A Fall of Moondust by Arthur C. Clarke
This was a lovely, linear moon story. Early sci-fi was as preoccupied with the moon as we currently are with Mars it seems
In the future, there are moon tours. One of these moon tours is a ‘boat’ ride over the Sea of Thirst. It is an ocean of some sort of moon dust that is neither liquid nor solid. All is well with these journeys until one day there is an accident that finds the moon boat stuck at the bottom of the dust sea. This is a story of the survivors in the boat, the people trying to save them, the reporters reporting on the accident, and other moon base administrators dealing with the situation.

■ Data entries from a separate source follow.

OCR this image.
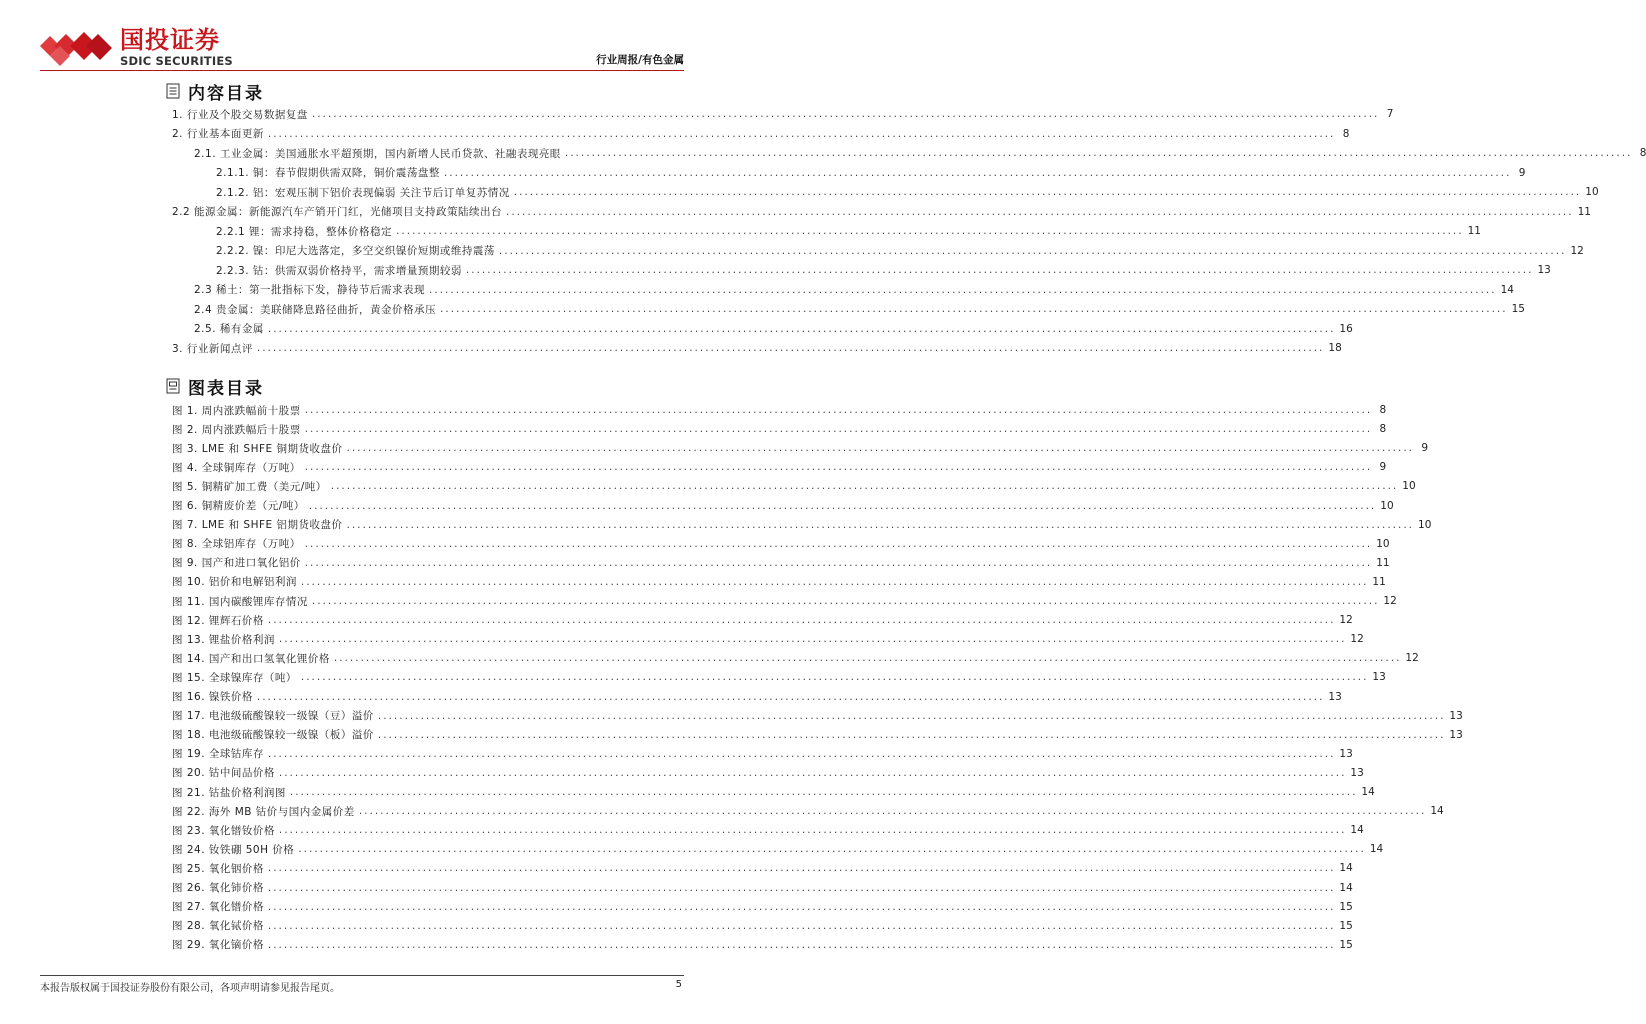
国投证券
SDIC SECURITIES	行业周报/有色金属
内容目录
图表目录
1. 行业及个股交易数据复盘 ........................................................................................................................................................................................................ 7
2. 行业基本面更新 ........................................................................................................................................................................................................ 8
2.1. 工业金属：美国通胀水平超预期，国内新增人民币贷款、社融表现亮眼 ........................................................................................................................................................................................................ 8
2.1.1. 铜：春节假期供需双降，铜价震荡盘整 ........................................................................................................................................................................................................ 9
2.1.2. 铝：宏观压制下铝价表现偏弱 关注节后订单复苏情况 ........................................................................................................................................................................................................ 10
2.2 能源金属：新能源汽车产销开门红，光储项目支持政策陆续出台 ........................................................................................................................................................................................................ 11
2.2.1 锂：需求持稳，整体价格稳定 ........................................................................................................................................................................................................ 11
2.2.2. 镍：印尼大选落定，多空交织镍价短期或维持震荡 ........................................................................................................................................................................................................ 12
2.2.3. 钴：供需双弱价格持平，需求增量预期较弱 ........................................................................................................................................................................................................ 13
2.3 稀土：第一批指标下发，静待节后需求表现 ........................................................................................................................................................................................................ 14
2.4 贵金属：美联储降息路径曲折，黄金价格承压 ........................................................................................................................................................................................................ 15
2.5. 稀有金属 ........................................................................................................................................................................................................ 16
3. 行业新闻点评 ........................................................................................................................................................................................................ 18
图 1. 周内涨跌幅前十股票 ........................................................................................................................................................................................................ 8
图 2. 周内涨跌幅后十股票 ........................................................................................................................................................................................................ 8
图 3. LME 和 SHFE 铜期货收盘价 ........................................................................................................................................................................................................ 9
图 4. 全球铜库存（万吨） ........................................................................................................................................................................................................ 9
图 5. 铜精矿加工费（美元/吨） ........................................................................................................................................................................................................ 10
图 6. 铜精废价差（元/吨） ........................................................................................................................................................................................................ 10
图 7. LME 和 SHFE 铝期货收盘价 ........................................................................................................................................................................................................ 10
图 8. 全球铝库存（万吨） ........................................................................................................................................................................................................ 10
图 9. 国产和进口氧化铝价 ........................................................................................................................................................................................................ 11
图 10. 铝价和电解铝利润 ........................................................................................................................................................................................................ 11
图 11. 国内碳酸锂库存情况 ........................................................................................................................................................................................................ 12
图 12. 锂辉石价格 ........................................................................................................................................................................................................ 12
图 13. 锂盐价格利润 ........................................................................................................................................................................................................ 12
图 14. 国产和出口氢氧化锂价格 ........................................................................................................................................................................................................ 12
图 15. 全球镍库存（吨） ........................................................................................................................................................................................................ 13
图 16. 镍铁价格 ........................................................................................................................................................................................................ 13
图 17. 电池级硫酸镍较一级镍（豆）溢价 ........................................................................................................................................................................................................ 13
图 18. 电池级硫酸镍较一级镍（板）溢价 ........................................................................................................................................................................................................ 13
图 19. 全球钴库存 ........................................................................................................................................................................................................ 13
图 20. 钴中间品价格 ........................................................................................................................................................................................................ 13
图 21. 钴盐价格利润图 ........................................................................................................................................................................................................ 14
图 22. 海外 MB 钴价与国内金属价差 ........................................................................................................................................................................................................ 14
图 23. 氧化镨钕价格 ........................................................................................................................................................................................................ 14
图 24. 钕铁硼 50H 价格 ........................................................................................................................................................................................................ 14
图 25. 氧化铟价格 ........................................................................................................................................................................................................ 14
图 26. 氧化铈价格 ........................................................................................................................................................................................................ 14
图 27. 氧化镨价格 ........................................................................................................................................................................................................ 15
图 28. 氧化铽价格 ........................................................................................................................................................................................................ 15
图 29. 氧化镝价格 ........................................................................................................................................................................................................ 15
本报告版权属于国投证券股份有限公司，各项声明请参见报告尾页。	5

It plays out in a sort of predictable fashion and nothing is ever as easy as it seems. They are just about to be saved, and inevitably, there is another setback. This is sci-fi from a simpler time. It wasn’t all that exciting to a modern reader of sci-fi but it’s great to read classic sci-fi. You get to see the ideas that writers were toying around with back then, and how they laid the groundwork for the fiction we now have.
The captain of the moon boat that was trapped under the Sea of Thirst:
“He loved the Moon, but it had tried to kill him: never again could he be wholly at ease out upon its open surface. Though deep space was still more hostile and unforgiving, as yet it had not declared war upon him. With his own world, from now on, there could never be more than an armed neutrality.”